Since the original population has a normal distribution, the distribution of sample means is a normal distribution for any sample size.
Step-by-step explanation:
This is a normal distribution problem with
μ = mean = 73 beats per minute
σ = standard deviation = 12.5 beats per minute
The probability that a female's pulse rate is less than 76 beats per minute. P(x < 76)
To do this, we first normalize/standardize the 76 beats per minute
The standardized score for any value is the value minus the mean then divided by the standard deviation.
z = (x - μ)/σ = (76 - 73)/12.5 = 0.24
To determine the probability that a female's pulse rate is less than 76 beats per minute.

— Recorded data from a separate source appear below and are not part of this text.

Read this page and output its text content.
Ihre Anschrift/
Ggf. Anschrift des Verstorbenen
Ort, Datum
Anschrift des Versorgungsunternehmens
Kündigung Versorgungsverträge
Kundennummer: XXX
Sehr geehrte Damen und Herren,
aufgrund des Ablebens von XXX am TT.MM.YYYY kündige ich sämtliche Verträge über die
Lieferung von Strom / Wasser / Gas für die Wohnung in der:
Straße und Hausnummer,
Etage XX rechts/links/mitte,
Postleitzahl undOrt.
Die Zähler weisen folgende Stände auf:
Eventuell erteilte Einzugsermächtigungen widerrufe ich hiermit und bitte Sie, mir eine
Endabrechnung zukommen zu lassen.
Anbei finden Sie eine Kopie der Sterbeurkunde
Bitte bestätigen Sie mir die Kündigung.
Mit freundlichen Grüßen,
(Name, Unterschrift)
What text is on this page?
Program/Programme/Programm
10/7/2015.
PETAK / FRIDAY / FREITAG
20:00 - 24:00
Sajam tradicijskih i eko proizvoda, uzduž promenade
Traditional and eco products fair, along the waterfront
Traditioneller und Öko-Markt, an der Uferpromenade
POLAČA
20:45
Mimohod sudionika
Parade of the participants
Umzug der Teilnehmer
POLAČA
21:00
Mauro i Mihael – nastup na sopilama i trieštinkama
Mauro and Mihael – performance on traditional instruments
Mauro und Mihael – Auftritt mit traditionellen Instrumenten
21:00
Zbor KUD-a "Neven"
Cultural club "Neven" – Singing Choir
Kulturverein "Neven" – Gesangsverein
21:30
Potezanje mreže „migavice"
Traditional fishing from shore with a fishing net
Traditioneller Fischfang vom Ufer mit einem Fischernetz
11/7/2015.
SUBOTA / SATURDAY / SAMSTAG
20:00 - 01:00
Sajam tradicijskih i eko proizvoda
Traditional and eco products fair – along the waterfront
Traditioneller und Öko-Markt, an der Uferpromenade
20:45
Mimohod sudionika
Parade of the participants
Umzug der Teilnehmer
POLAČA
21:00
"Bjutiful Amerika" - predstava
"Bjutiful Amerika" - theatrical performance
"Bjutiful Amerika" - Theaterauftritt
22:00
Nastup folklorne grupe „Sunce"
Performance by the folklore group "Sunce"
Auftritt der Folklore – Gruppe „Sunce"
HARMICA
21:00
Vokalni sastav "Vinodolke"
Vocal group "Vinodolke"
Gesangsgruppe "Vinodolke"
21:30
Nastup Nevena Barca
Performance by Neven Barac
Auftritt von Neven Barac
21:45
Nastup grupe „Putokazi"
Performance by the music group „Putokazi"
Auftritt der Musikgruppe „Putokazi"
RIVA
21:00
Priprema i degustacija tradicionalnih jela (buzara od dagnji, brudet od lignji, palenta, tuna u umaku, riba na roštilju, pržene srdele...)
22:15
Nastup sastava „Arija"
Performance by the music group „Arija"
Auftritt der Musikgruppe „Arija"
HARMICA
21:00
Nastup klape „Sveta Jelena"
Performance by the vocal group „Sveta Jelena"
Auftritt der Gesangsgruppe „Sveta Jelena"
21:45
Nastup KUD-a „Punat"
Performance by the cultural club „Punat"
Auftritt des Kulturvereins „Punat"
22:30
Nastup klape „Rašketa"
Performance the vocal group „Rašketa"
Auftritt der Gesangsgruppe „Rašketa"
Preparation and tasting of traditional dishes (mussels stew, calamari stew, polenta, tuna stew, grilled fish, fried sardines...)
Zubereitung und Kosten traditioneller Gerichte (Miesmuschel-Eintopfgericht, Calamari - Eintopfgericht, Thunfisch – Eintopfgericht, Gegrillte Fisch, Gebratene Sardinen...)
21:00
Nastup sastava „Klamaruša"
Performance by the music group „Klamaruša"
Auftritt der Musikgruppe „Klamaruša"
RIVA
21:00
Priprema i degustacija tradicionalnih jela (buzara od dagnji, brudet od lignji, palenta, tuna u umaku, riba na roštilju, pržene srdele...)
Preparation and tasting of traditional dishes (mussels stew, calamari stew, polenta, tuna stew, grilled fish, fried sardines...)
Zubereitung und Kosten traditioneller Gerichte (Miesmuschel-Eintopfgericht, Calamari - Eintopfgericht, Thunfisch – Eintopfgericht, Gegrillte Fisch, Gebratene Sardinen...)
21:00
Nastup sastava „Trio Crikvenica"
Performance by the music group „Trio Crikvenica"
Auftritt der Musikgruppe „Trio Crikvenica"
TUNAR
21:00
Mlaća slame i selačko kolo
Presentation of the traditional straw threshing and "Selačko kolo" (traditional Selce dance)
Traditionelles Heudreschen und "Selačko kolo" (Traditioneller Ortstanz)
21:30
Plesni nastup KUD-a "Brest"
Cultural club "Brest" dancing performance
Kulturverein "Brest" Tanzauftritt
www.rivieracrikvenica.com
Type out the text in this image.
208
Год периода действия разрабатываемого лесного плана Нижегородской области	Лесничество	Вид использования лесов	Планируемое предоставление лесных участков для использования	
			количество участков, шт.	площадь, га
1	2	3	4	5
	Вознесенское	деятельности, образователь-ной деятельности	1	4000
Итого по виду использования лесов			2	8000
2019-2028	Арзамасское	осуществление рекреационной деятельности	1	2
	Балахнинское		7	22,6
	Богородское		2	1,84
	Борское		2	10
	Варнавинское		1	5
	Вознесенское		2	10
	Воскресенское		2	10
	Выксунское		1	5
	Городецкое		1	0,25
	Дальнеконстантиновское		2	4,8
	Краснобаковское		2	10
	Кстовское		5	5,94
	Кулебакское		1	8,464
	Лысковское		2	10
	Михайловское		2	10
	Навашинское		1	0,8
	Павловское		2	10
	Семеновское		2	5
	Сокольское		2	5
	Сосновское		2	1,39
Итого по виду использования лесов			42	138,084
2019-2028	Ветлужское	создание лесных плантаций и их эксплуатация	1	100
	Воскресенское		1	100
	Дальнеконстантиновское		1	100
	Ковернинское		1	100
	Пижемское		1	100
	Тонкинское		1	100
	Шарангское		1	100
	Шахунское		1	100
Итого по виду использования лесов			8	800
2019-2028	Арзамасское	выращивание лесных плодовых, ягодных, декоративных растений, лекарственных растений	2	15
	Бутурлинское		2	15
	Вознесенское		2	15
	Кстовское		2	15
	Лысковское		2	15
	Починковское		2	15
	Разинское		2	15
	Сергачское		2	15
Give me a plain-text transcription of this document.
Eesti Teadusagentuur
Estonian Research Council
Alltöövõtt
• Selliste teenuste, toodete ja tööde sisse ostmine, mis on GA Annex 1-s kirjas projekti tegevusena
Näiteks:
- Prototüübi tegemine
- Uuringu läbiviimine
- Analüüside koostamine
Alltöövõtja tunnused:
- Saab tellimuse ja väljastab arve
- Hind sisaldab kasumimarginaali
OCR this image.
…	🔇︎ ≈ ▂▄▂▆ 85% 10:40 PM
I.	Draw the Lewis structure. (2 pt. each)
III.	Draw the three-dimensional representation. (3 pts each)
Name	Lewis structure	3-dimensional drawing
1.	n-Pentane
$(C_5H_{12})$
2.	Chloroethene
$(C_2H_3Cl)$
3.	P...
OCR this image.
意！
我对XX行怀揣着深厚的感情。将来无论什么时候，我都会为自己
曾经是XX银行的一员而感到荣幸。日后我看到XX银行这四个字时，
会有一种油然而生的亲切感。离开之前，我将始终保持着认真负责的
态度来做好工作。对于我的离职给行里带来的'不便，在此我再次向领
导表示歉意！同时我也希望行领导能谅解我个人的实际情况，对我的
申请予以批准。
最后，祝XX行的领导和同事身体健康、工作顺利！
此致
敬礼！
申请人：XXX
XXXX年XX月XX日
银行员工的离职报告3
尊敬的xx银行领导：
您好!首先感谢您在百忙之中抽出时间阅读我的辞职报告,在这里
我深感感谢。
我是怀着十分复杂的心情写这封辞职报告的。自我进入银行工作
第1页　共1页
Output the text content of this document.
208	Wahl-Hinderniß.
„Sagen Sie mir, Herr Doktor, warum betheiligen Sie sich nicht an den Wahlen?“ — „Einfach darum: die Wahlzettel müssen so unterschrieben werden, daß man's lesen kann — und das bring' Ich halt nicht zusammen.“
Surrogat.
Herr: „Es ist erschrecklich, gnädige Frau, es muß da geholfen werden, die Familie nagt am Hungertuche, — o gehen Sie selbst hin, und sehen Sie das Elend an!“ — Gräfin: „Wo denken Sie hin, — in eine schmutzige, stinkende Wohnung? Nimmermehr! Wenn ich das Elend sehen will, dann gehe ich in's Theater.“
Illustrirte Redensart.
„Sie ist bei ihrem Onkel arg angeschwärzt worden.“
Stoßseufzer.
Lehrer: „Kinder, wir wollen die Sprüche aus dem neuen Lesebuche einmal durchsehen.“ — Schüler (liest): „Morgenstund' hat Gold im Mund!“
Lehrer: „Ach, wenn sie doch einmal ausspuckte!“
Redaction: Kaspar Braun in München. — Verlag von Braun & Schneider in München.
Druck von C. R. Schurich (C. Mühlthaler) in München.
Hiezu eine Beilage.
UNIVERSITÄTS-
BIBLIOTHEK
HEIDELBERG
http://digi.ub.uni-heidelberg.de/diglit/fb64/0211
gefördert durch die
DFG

P(x < 76) = P(z < 0.24)
We'll use data from the normal probability table for these probabilities
P(x < 76) = P(z < 0.24) = 0.59483
b) If 25 adult females are randomly selected, the probability that they have pulse rates with a mean less than 76 beats per minute.
This is still a normal distribution problem
The mean of the sample = The population mean
μₓ = μ = 73 beats per minute
But the standard deviation of the sample is related to the standard deviation of the population through the relation
σₓ = σ/√n
where n = Sample size = 25
σₓ = 12.5/√25
σₓ = 2.5
we then normalize/standardize the 76 beats per minute
z = (x - μ)/σ = (76 - 73)/2.5 = 1.20
To determine the probability that the mean of 25 female's pulse rate is less than 76 beats per minute. P(x < 76) = P(z < 1.20)
We'll use data from the normal probability table for these probabilities
P(x < 76) = P(z < 1.20) = 0.88493
c) The problem was to find the probability thay the sample mean is less than a value.
For a normal distribution, the distribution of sample mean too, is normal. It is as simple as that.